= Elam Luddington =

American missionary (1806-1893)

Elam Luddington, Jr. (also spelled Ludington; November 23, 1806 – March 22, 1893) was a Mormon pioneer, officer in the Mormon Battalion, first missionary of the Church of Jesus Christ of Latter-day Saints (LDS Church) to preach in Thailand, and 2nd City Marshall for Salt Lake City.

Luddington was born in Harwinton, Connecticut, to Elam Luddington, Sr. and Lena Monger. Luddington traveled to Nauvoo and met Joseph Smith, Jr. in the winter of 1840. On May 16 of that year, he was baptized by Smith into the Church of Jesus Christ of Latter Day Saints. He was ordained as an Elder that fall, and shortly thereafter Luddington and Eli G. Terrill were assigned as missionaries to the city of New Orleans (making them among the first Mormon missionaries to proselyte in the state of Louisiana). Luddington spent nearly three years in New Orleans. In June 1844, Joseph Smith and his brother, Hyrum Smith, requested that he travel as a missionary to Quincy, Illinois, in order to gather funds for the completion of the Nauvoo Temple.

After Joseph Smith's death, Luddington followed the leadership of Brigham Young and the remaining members of the Quorum of the Twelve Apostles. In September 1844 Luddington returned briefly to New Orleans together with Theodore Turley per Young's request, though this excursion to Louisiana lasted only 29 days. When he returned to Nauvoo, Luddington was ordained as a High Priest. In January 1845 Luddington was sent on his third mission with William Hyde as his companion, to visit the Saints in Mississippi and encourage them to gather at Nauvoo. They fulfilled their objective in less than two months and returned to Nauvoo.

Luddington later followed Young and the other Apostles west to the Salt Lake Valley in Utah Territory. During the Mexican–American War in 1846 and 1847, Luddington was a 1st lieutenant in the Mormon Battalion. Members of his family marched with the battalion (including his wife, Mary, (served as laundress); his mother; daughter (Angeline); and "one other" child. He first reached the Salt Lake Valley in 1847 with the sick detachments of the Mormon Battalion, but quickly crossed the plains once again to return to Winter Quarters. In 1849 Luddington again made the trek, now with his family, as part of Silas Richards' Company, in which Luddington served as a captain of ten.

In 1853, Young called four Latter-day Saints, Luddington, Chauncey W. West, Franklin Denny and Levi Savage, to serve LDS Church missions in India and Indochina. The four arrived by ship in Kolkata, India on April 26, 1853. Luddington and Savage tried to reach Siam via Yangon, Burma, but the ship sprang a leak and they were forced to return to India. After the ship was repaired, Luddington and Savage arrived in Yangon on August 10, 1853. In late September 1853 Matthew McCune (a member of the British military) and Elder Luddington severed Elder Savage from the church. This forced Elder Savage to depart Rangoon (Yangon) for Maulmain, Burma. While Elder Savage was in Maulmain, Elder Luddington departed Rangoon for Bangkok.

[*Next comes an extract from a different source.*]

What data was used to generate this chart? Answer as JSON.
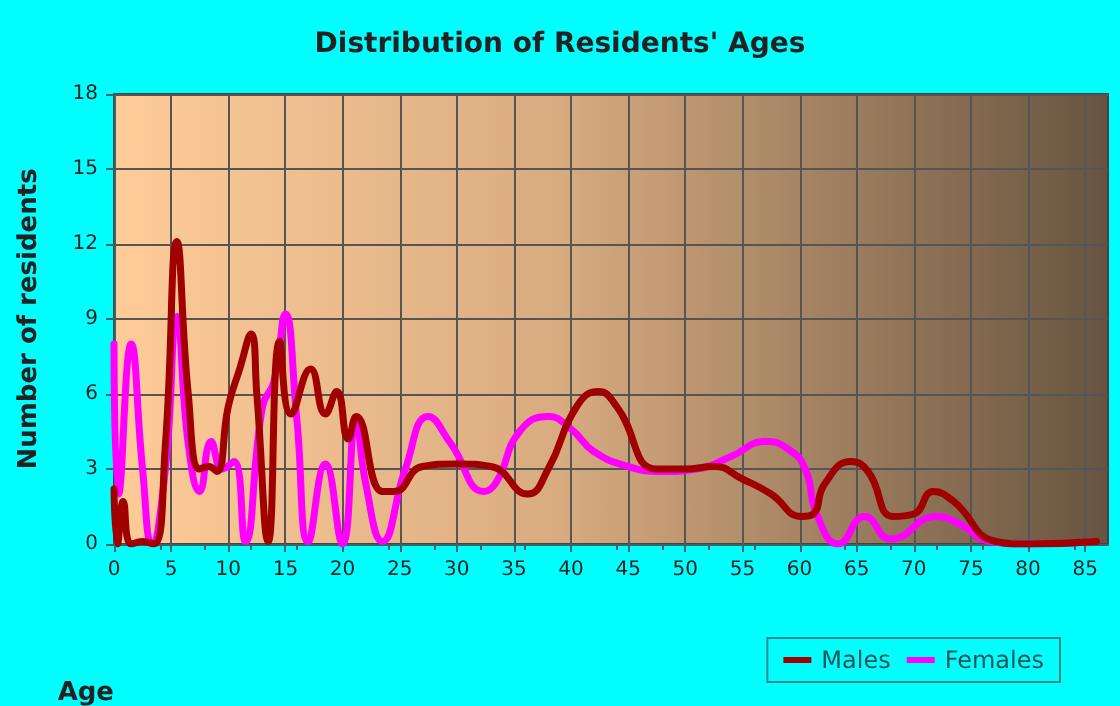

Luddington arrived in Bangkok by ship on June 4, 1854, almost a year after he had left the United States. He tried to learn to speak Thai, but found it difficult and was forced to limit his preaching to Europeans. During his four months in Siam, Luddington baptized James Trail, the captain of the ship he arrived on, and Trail's wife. Luddington reported that he was stoned twice and poisoned once by his opponents in Thailand.

Luddington returned to Utah Territory in 1855. Luddington practiced plural marriage and was married to three wives. He died in Salt Lake City.

==Sources==
- Journal of Levi Savage Jr. Savage, Levi. "Diaries, 1852-1903" MSS 417, L. Tom Perry Special Collections, Harold B. Lee Library, Brigham Young University.